BMC Infectious Diseases (Jul 2023)

Use of unsupervised machine learning to characterise HIV predictors in sub-Saharan Africa

  • Charles K. Mutai,
  • Patrick E. McSharry,
  • Innocent Ngaruye,
  • Edouard Musabanganji

DOI
https://doi.org/10.1186/s12879-023-08467-7
Journal volume & issue
Vol. 23, no. 1
pp. 1 – 13

Abstract

Read online

Abstract Introduction Significant regional variations in the HIV epidemic hurt effective common interventions in sub-Saharan Africa.

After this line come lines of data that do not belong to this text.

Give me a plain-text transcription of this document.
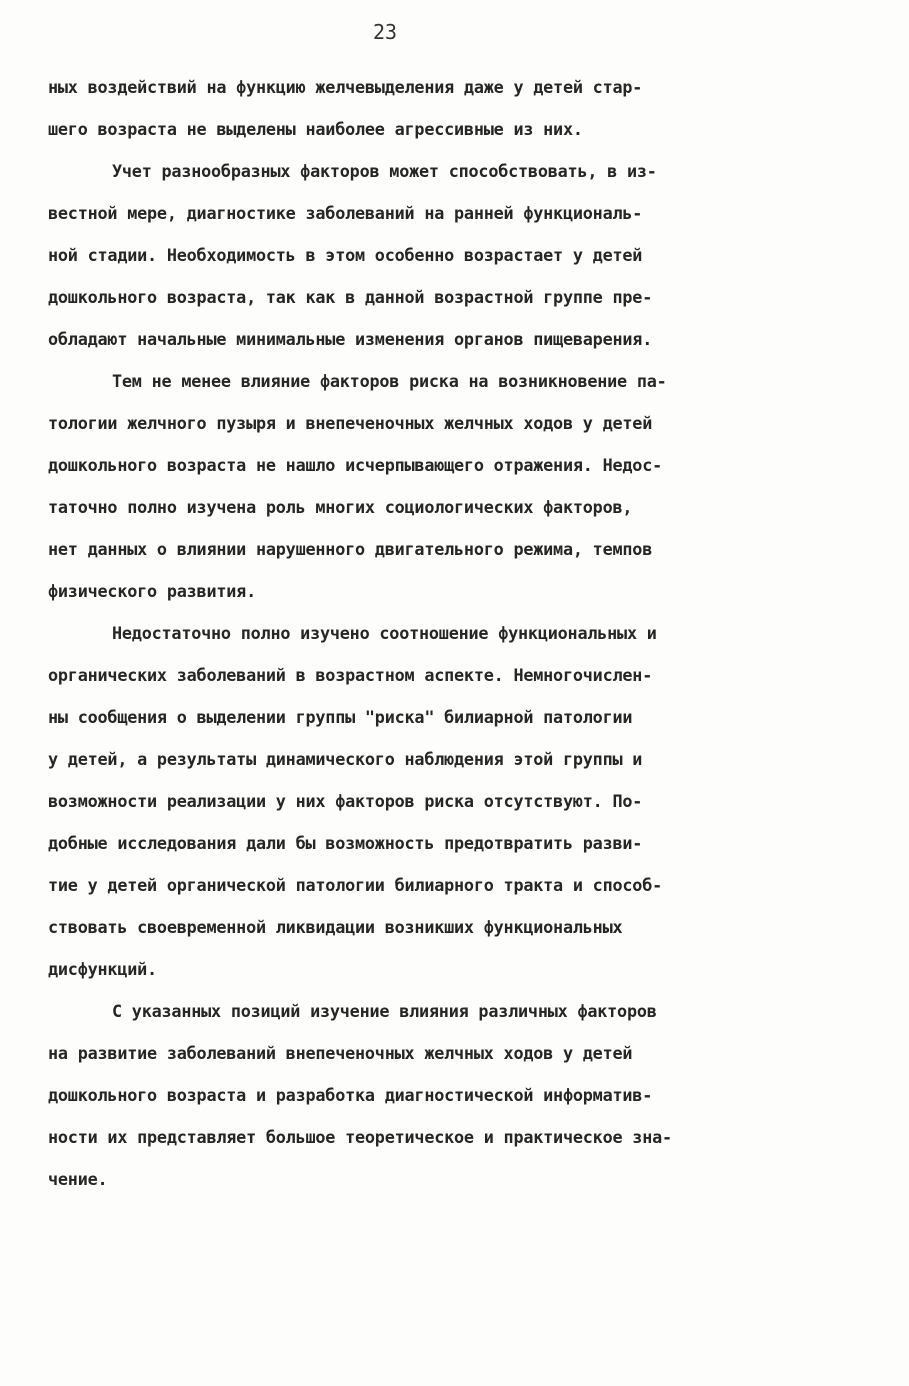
23
ных воздействий на функцию желчевыделения даже у детей стар-
шего возраста не выделены наиболее агрессивные из них.
Учет разнообразных факторов может способствовать, в из-
вестной мере, диагностике заболеваний на ранней функциональ-
ной стадии. Необходимость в этом особенно возрастает у детей
дошкольного возраста, так как в данной возрастной группе пре-
обладают начальные минимальные изменения органов пищеварения.
Тем не менее влияние факторов риска на возникновение па-
тологии желчного пузыря и внепеченочных желчных ходов у детей
дошкольного возраста не нашло исчерпывающего отражения. Недос-
таточно полно изучена роль многих социологических факторов,
нет данных о влиянии нарушенного двигательного режима, темпов
физического развития.
Недостаточно полно изучено соотношение функциональных и
органических заболеваний в возрастном аспекте. Немногочислен-
ны сообщения о выделении группы "риска" билиарной патологии
у детей, а результаты динамического наблюдения этой группы и
возможности реализации у них факторов риска отсутствуют. По-
добные исследования дали бы возможность предотвратить разви-
тие у детей органической патологии билиарного тракта и способ-
ствовать своевременной ликвидации возникших функциональных
дисфункций.
С указанных позиций изучение влияния различных факторов
на развитие заболеваний внепеченочных желчных ходов у детей
дошкольного возраста и разработка диагностической информатив-
ности их представляет большое теоретическое и практическое зна-
чение.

It is crucial to analyze HIV positivity distributions within clusters and assess the homogeneity of countries. We aim at identifying clusters of countries based on socio-behavioural predictors of HIV for screening. Method We used an agglomerative hierarchical, unsupervised machine learning, approach for clustering to analyse data for 146,733 male and 155,622 female respondents from 13 sub-Saharan African countries with 20 and 26 features, respectively, using Population-based HIV Impact Assessment (PHIA) data from the survey years 2015–2019. We employed agglomerative hierarchical clustering and optimal silhouette index criterion to identify clusters of countries based on the similarity of socio-behavioural characteristics. We analyse the distribution of HIV positivity with socio-behavioural predictors of HIV within each cluster. Results Two principal components were obtained, with the first describing 62.3% and 70.1% and the second explaining 18.3% and 20.6% variance of the total socio-behavioural variation in females and males, respectively. Two clusters per sex were identified, and the most predictor features in both sexes were: relationship with family head, enrolled in school, circumcision status for males, delayed pregnancy, work for payment in last 12 months, Urban area indicator, known HIV status and delayed pregnancy. The HIV positivity distribution with these variables was significant within each cluster. Conclusions /findings The findings provide a potential use of unsupervised machine learning approaches for substantially identifying clustered countries based on the underlying socio-behavioural characteristics.